On the Watch List: Sarah Pasquella

Female swimmer

Sarah Pasquella might be a little shy in person, but in the pool, her personality shines as a bold, resilient, and focused rising star. She’s worked hard to get to this point and has been boosted by a unique feature that’s hard to hide – a 6-foot frame. Her length gives her the ability to have great force and pull in the water, and her long arm reach gives her an advantage over other swimmers when touching the finish wall, especially in close races. Sarah’s success, however, is not just a factor of her build. Her commitment to training and competing year-round have earned her a reputation as one of the top freestylers and breaststrokers in WPIAL Class 3A.  

Even though the WPIAL Class 3A championships are not until March, Sarah has already automatically qualified in the 50-, 100-, 200-, and 500-freestyle events, and also the 100 breaststroke. She and senior Sophie Shao, who broke the WPIAL record in the 100 butterfly last year and is the owner of multiple WPIAL and PIAA gold medals, lead the team with five automatic qualifying times. This season, Sarah matched or beat Sophie’s qualifying times in two events.

“I’m really excited for her,” Sophie says of her younger teammate.

Sarah’s reaction when seeing her times was very reserved. She says, “It is interesting to think about.”

The sophomore has some lofty goals to reach by the end of the season. She explains, “My best events are the 50-yard freestyle (24.30), the 100-yard breaststroke (1:05:46, a time from an elite meet), and the 100-yard freestyle (53.15.) My goal time for the 50 is 23.99, and my goal for the 100 breaststroke is anywhere in the 1:04 range.
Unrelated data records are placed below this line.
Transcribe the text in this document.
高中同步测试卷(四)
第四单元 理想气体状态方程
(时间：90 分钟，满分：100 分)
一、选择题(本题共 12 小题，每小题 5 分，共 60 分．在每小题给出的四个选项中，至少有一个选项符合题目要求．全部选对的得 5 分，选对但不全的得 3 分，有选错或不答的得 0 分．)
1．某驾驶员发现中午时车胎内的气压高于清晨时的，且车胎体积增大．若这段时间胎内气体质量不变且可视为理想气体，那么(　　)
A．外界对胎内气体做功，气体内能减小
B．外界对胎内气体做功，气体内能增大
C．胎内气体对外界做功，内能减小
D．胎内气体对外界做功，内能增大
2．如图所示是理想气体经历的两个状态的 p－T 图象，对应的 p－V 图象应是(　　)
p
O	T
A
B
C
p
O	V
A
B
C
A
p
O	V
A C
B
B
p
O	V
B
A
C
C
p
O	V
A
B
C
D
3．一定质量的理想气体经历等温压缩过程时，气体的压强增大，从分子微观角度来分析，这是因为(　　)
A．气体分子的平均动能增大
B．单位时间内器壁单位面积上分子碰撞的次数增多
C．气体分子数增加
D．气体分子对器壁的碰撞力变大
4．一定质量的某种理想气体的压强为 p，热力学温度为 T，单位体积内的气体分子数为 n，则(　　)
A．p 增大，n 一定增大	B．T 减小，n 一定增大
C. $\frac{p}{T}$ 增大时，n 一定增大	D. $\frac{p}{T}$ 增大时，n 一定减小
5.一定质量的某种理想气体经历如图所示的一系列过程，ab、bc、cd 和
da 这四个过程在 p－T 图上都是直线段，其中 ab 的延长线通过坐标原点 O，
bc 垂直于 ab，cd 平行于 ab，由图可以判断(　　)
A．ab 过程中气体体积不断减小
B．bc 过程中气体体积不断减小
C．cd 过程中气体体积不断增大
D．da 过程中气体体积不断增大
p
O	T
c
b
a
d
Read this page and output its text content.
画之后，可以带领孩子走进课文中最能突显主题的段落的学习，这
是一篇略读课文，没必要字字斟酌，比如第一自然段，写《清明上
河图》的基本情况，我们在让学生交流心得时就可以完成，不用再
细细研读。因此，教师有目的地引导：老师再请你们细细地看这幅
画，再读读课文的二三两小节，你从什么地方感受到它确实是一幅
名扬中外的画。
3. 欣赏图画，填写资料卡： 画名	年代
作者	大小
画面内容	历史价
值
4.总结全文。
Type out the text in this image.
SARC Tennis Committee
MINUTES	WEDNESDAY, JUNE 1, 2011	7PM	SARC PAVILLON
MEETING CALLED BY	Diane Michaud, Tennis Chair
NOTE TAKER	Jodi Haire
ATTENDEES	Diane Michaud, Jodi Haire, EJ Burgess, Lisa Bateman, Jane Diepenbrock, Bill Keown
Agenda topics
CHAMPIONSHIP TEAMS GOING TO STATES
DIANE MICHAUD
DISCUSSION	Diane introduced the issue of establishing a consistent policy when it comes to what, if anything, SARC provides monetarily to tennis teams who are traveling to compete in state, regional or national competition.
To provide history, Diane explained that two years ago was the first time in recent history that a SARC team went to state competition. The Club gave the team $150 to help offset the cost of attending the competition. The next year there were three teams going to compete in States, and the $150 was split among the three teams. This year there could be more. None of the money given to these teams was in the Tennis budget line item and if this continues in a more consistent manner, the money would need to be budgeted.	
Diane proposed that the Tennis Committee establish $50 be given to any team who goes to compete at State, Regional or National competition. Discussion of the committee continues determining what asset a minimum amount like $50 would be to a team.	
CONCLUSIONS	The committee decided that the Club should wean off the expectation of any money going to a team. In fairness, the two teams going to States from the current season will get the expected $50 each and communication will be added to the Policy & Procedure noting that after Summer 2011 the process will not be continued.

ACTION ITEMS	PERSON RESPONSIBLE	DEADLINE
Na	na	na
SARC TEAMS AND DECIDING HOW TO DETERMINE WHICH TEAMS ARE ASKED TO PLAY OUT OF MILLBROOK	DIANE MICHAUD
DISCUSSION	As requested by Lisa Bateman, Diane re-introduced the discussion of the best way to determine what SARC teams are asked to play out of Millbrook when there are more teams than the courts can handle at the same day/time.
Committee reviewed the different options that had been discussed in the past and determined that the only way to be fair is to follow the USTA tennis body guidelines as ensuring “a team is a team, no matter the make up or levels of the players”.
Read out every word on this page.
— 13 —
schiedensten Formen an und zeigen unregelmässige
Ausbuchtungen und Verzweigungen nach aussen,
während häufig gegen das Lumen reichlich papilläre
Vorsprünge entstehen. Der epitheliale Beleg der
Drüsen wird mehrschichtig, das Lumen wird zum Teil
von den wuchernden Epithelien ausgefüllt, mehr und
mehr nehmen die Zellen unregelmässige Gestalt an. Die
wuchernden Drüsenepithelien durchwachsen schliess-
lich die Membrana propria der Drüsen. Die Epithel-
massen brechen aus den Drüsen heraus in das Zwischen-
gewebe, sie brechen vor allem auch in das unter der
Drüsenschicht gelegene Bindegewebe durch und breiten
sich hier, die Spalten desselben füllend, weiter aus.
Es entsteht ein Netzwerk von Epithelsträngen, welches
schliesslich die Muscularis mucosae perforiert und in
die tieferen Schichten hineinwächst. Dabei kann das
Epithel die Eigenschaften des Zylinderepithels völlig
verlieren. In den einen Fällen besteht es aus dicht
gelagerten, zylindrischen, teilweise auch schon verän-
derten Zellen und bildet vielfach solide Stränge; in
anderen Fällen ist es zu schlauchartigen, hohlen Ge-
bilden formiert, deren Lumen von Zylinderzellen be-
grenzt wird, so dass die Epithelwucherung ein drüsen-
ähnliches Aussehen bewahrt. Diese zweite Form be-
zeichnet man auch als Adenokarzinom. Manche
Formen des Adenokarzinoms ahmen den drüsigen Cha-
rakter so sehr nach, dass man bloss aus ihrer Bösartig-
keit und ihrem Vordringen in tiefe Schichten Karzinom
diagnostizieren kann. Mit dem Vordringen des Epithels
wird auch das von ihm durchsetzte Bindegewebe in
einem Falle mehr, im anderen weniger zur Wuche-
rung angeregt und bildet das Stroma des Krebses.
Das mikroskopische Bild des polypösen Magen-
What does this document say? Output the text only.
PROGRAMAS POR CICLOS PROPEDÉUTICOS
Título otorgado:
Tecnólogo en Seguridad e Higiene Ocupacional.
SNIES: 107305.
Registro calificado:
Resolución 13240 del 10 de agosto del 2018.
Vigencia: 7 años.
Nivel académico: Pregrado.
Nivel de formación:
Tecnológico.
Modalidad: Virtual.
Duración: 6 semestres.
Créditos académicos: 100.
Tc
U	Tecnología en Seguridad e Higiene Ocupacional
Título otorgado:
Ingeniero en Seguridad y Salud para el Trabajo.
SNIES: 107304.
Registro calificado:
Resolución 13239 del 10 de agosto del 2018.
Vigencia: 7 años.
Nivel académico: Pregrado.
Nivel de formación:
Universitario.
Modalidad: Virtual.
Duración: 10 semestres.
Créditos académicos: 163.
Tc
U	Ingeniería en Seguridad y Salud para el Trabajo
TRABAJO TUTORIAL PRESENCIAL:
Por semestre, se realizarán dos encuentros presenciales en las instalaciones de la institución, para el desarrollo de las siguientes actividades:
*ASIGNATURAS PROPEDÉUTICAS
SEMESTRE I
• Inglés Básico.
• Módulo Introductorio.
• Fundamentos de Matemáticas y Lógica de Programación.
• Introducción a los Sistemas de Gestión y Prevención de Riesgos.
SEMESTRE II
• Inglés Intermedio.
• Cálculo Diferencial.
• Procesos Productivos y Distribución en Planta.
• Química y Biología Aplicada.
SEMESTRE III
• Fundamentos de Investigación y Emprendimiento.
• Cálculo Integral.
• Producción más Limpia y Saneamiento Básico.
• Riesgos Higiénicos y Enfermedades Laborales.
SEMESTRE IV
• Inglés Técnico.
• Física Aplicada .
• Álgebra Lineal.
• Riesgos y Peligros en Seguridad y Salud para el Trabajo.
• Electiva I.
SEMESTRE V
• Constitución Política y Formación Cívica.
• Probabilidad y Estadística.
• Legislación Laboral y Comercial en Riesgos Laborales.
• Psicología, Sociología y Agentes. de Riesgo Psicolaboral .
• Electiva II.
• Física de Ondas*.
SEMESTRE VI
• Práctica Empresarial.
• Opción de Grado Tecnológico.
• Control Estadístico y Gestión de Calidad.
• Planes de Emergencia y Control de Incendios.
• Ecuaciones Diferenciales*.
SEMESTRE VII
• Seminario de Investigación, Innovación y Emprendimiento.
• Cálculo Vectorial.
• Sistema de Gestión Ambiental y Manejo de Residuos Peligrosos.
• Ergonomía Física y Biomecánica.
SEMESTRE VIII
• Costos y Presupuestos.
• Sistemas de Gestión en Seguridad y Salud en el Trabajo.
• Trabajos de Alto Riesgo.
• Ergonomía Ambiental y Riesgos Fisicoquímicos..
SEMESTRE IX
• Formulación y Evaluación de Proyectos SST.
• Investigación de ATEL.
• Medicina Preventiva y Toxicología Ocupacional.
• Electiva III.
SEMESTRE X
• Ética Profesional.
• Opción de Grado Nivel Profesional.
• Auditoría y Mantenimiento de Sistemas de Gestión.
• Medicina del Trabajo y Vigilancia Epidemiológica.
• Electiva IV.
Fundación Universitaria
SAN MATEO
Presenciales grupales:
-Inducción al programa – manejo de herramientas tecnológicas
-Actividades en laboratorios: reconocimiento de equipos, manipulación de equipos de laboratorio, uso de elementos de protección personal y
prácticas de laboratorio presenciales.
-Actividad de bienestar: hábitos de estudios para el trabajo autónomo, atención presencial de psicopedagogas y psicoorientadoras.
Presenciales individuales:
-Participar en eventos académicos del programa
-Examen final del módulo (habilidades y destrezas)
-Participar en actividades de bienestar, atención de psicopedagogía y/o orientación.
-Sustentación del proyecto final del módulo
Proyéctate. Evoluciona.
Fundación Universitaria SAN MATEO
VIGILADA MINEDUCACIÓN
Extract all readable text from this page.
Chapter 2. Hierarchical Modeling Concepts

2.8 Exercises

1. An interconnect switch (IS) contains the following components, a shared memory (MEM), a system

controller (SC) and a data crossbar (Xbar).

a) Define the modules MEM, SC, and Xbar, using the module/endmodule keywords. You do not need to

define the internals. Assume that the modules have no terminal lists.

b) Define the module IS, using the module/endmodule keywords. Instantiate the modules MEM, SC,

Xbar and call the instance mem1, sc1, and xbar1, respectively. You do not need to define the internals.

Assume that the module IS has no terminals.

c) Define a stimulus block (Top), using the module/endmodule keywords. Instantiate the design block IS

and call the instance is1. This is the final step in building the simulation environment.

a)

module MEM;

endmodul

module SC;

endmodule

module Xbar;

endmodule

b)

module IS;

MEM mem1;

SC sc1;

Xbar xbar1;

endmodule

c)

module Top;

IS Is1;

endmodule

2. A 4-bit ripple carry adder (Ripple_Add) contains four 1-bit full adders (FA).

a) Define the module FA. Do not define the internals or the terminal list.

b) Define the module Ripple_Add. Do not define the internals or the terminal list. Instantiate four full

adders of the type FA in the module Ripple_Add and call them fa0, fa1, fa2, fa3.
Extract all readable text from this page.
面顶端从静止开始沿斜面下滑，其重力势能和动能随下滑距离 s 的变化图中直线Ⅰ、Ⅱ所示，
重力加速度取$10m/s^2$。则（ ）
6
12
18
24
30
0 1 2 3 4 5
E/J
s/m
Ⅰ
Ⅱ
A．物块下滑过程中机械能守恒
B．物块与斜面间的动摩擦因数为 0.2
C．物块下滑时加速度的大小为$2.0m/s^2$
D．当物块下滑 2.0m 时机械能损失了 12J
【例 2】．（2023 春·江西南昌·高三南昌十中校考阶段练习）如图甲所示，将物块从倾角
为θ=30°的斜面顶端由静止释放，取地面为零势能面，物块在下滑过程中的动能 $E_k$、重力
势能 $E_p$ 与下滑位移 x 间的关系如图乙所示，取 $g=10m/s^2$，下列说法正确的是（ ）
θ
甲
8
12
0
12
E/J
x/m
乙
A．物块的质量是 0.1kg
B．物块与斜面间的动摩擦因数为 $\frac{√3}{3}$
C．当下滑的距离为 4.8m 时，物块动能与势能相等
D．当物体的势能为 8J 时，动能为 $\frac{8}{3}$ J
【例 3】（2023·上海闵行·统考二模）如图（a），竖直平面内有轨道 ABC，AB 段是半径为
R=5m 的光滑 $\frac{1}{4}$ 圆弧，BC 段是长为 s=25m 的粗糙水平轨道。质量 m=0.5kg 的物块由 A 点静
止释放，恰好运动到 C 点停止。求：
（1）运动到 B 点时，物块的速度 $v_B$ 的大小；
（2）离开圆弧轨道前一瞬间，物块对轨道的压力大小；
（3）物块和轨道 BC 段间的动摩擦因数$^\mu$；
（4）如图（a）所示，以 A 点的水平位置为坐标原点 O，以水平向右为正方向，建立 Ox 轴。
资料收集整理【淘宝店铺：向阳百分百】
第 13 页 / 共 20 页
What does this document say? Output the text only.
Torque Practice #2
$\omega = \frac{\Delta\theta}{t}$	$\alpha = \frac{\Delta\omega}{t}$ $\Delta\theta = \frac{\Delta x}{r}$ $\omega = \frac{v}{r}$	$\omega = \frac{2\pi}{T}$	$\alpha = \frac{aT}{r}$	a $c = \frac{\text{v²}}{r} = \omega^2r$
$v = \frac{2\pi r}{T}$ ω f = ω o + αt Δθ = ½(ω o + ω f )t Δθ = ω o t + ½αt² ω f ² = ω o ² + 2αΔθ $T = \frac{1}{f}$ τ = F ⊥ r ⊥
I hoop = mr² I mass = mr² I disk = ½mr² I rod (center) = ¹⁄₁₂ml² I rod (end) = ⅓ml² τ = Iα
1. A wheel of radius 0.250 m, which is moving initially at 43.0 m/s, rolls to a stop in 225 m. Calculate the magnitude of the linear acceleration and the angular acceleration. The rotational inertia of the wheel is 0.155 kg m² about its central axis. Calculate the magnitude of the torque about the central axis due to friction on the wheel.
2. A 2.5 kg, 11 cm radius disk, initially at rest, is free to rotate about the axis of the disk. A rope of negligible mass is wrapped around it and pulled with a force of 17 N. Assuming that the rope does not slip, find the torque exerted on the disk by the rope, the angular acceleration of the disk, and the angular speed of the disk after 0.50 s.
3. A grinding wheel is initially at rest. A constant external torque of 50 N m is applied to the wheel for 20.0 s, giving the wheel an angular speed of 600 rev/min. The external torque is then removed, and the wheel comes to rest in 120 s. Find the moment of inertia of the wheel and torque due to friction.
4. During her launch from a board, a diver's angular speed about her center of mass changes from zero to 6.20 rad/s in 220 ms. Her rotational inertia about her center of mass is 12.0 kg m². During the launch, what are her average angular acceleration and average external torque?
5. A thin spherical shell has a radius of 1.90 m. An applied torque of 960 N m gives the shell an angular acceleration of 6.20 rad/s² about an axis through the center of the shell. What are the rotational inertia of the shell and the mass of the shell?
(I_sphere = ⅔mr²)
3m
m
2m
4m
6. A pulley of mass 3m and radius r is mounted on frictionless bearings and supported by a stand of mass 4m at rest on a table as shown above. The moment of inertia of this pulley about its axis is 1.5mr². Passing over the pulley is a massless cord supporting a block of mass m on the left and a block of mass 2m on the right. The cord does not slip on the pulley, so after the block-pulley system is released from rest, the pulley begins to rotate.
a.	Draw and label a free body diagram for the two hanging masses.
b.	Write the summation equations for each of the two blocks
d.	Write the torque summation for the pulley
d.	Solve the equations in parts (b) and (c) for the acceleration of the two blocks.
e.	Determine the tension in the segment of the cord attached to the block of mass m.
For the 100 freestyle, I would like to go 52.99.”

Rising to the Top

Sarah’s evolution as a swimmer began when she was 11 years old and followed in her sister Ariana’s footsteps by taking lessons at the local Chapel Gate Swim Club. (Ariana, a 2022 graduate of Fox Chapel Area High School, was a member of the girls 200-medley relay team that placed second at the 2022 PIAA championships.) Sarah refers to her sister, now an elite swimmer at the University of Rochester, as her “biggest supporter.”

“Racing Ariana (last year in high school and in club swimming with the Killer Whales) in practice created healthy competition, which pushed me to work harder during difficult breaststroke sets,” Sarah says. “Eventually, I started to get closer and closer to her times.” Now, she has surpassed many of them.

Sarah is a stickler for details. Out of the pool, she has an interest in architecture, design, and writing. She carries that same attention to detail into the water when she practices. There, she devotes much of her time to tweaking and improving all aspects of her skills, from her entry to perfecting her strokes, to strategically determining her best pace, and then nailing her kick in the last milliseconds of a race. Last season, the coaches incorporated yoga into the team’s drylands, and she has found that to be particularly helpful in improving her flexibility and strength.

“Sarah has a great work ethic and is extremely coachable, both of which have contributed to her improvement over the past year,” says coach Dan Taylor. “She has made a lot of progress, especially in freestyle. Last year, she made the podium at WPIALs in the 100 breaststroke, which is arguably her best stroke. However, her freestyle has caught up with her breaststroke, and it’s hard to say what event is her strongest now.”

Her efforts follow her motto to “just keep swimming,” work hard, and listen to the advice of her coaches about tapering down her workouts as the postseason championships draw closer.

“My development as a swimmer requires a consistent effort – consistency is so important in swimming,” says Sarah. “Working hard every day is meaningful as it makes me feel accomplished, and I know that I’m working toward being a strong contributor to the team. Those are my steps toward doing well at WPIALs.”